Throughout the festive season, it’s highly likely that you’ll be tempted to stray away from your budget and overspend on last-minute deals and offers. As such it’s important to consider the below pointers to help you budget effectively for the Christmas season:
- Forget the extras – Things like crackers and posh liqueurs may seem like a tradition, but they’re commonly an expensive extra that you don’t need. So, to save some money, ditch the fancy chutneys and expensive drinks in favour of spending your money on something that matters more to you
- Resist temptation to to upshift – Premium ranges of ‘normal’ items are all the rage at Christmas. We suggest ditching the temptation to fall at the feet of fancy, branded packaging and opt for things you eat all year round and save a couple of quid in the process
- Think second hand shopping – Particularly where children are concerned, they won’t care if the same toy you can find in a leading retailer is given to them without the original packaging – so long as they can play with it, they’ll enjoy it and it will likely save you half the price!
- Stretch out Christmas – Don’t commit to seeing every single friend before the big day itself – not only will this tire you out, but it will rack up the cost you’ve saved for social occasions considerably.
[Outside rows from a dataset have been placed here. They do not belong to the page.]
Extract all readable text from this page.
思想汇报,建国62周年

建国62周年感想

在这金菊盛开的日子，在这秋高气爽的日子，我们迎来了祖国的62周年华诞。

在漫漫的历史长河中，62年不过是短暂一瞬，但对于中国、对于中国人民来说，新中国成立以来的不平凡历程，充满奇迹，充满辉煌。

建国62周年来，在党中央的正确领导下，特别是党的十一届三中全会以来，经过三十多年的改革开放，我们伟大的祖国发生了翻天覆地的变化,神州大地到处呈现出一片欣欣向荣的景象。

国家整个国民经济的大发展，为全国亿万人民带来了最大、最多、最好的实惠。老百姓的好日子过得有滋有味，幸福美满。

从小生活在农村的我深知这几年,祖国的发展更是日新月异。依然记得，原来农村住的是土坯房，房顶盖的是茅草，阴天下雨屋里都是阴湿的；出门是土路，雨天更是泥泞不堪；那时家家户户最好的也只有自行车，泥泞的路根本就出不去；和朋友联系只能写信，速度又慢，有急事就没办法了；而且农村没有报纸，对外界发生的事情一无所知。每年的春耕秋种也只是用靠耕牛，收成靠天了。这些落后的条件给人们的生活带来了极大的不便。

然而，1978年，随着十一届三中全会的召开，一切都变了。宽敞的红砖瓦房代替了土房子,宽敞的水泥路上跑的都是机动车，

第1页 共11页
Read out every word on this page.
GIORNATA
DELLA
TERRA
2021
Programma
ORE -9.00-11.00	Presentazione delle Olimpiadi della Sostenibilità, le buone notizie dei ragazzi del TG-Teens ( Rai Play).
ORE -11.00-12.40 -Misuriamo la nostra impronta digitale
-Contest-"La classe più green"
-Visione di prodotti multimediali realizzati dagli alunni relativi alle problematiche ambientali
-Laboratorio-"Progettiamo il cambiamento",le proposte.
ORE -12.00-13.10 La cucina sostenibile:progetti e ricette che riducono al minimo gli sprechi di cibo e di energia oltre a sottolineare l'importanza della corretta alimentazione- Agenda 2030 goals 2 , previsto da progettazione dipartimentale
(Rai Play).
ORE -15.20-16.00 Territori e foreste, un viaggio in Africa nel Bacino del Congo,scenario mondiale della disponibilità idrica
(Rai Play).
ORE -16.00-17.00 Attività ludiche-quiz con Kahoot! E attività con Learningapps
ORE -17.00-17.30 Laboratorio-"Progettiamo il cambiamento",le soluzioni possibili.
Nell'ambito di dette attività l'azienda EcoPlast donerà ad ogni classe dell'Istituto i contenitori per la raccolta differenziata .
Instead, agree to meet up with friends in the New Year, giving you time to both relax and recover some of your funds
- Set up a Christmas savings account – Setting up a dedicated account for your Christmas spends will eliminate the temptation to overspend and will act as a constant reminder of how much you can comfortably afford to spend – acting as an efficient budgeting tool as a result
With 3 months to go, now’s the perfect time to get your budget in order and think ahead to the festivities in order to save you both money and stress! No matter how much you know you can afford to spend, using the above money saving tips and planning ahead will benefit you greatly and make sure you’re not paying off Christmas until the following festive period.